ADHD is a mental disorder that impairs attention and behavior control in children and adults. Focus, task completion, and impulse control are all areas where someone with ADHD in adults may struggle. ADHD symptoms frequently include disruptions in attention span and focus. ADHD individuals have high energy but struggle to channel it into productive activities. This makes little progress and makes me feel stuck.

What is ADHD in Adults?

A disorder that impacts the growth of the brain is attention-deficit/hyperactivity disorder. Although a lot of individuals may overcome this condition, there are many who do not. 
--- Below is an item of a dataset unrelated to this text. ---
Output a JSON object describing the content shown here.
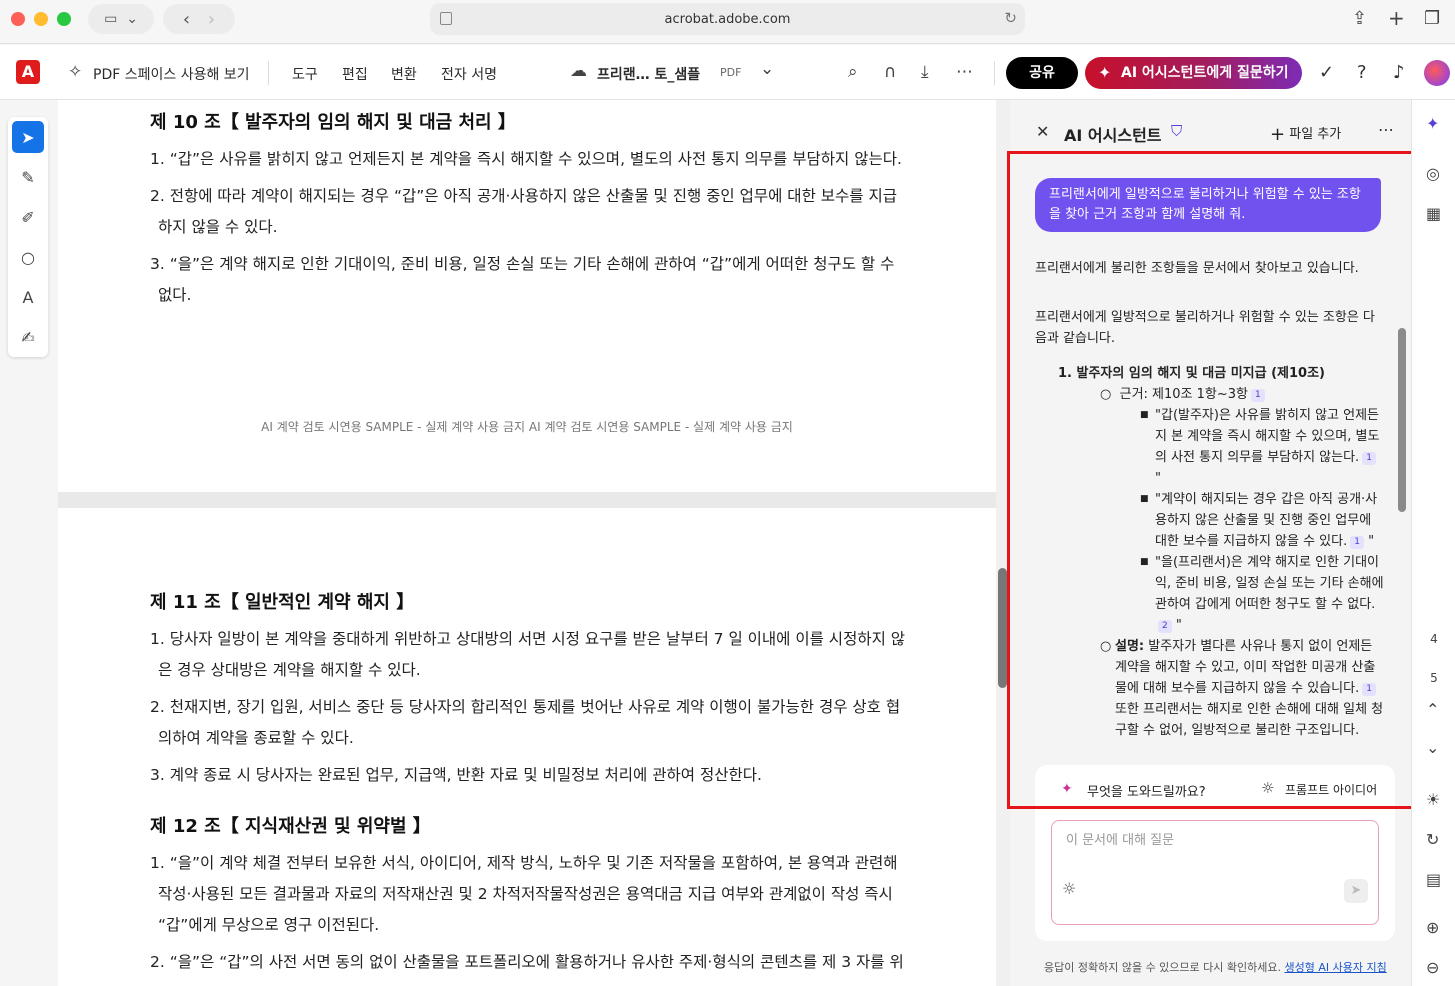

ADHD can affect children’s ability to perform well in school and interact with others. It can cause difficulties with academics and social skills. This can make it harder to do things in general. Adults with ADHD often struggle to complete work tasks and maintain friendships or relationships. It can also negatively impact mental well-being.   

In what ways does this condition impact my body?

People with ADHD are classified as having a different kind of brain function and are called “neurodivergent”. This expression indicates that your brain has undergone a distinct developmental process. Under certain circumstances, such differences can be significant enough to give rise to conditions such as ADHD. Individuals who lack such brain variances are referred to as “neurotypical”.  This indicates that their brain development has occurred in a conventional manner.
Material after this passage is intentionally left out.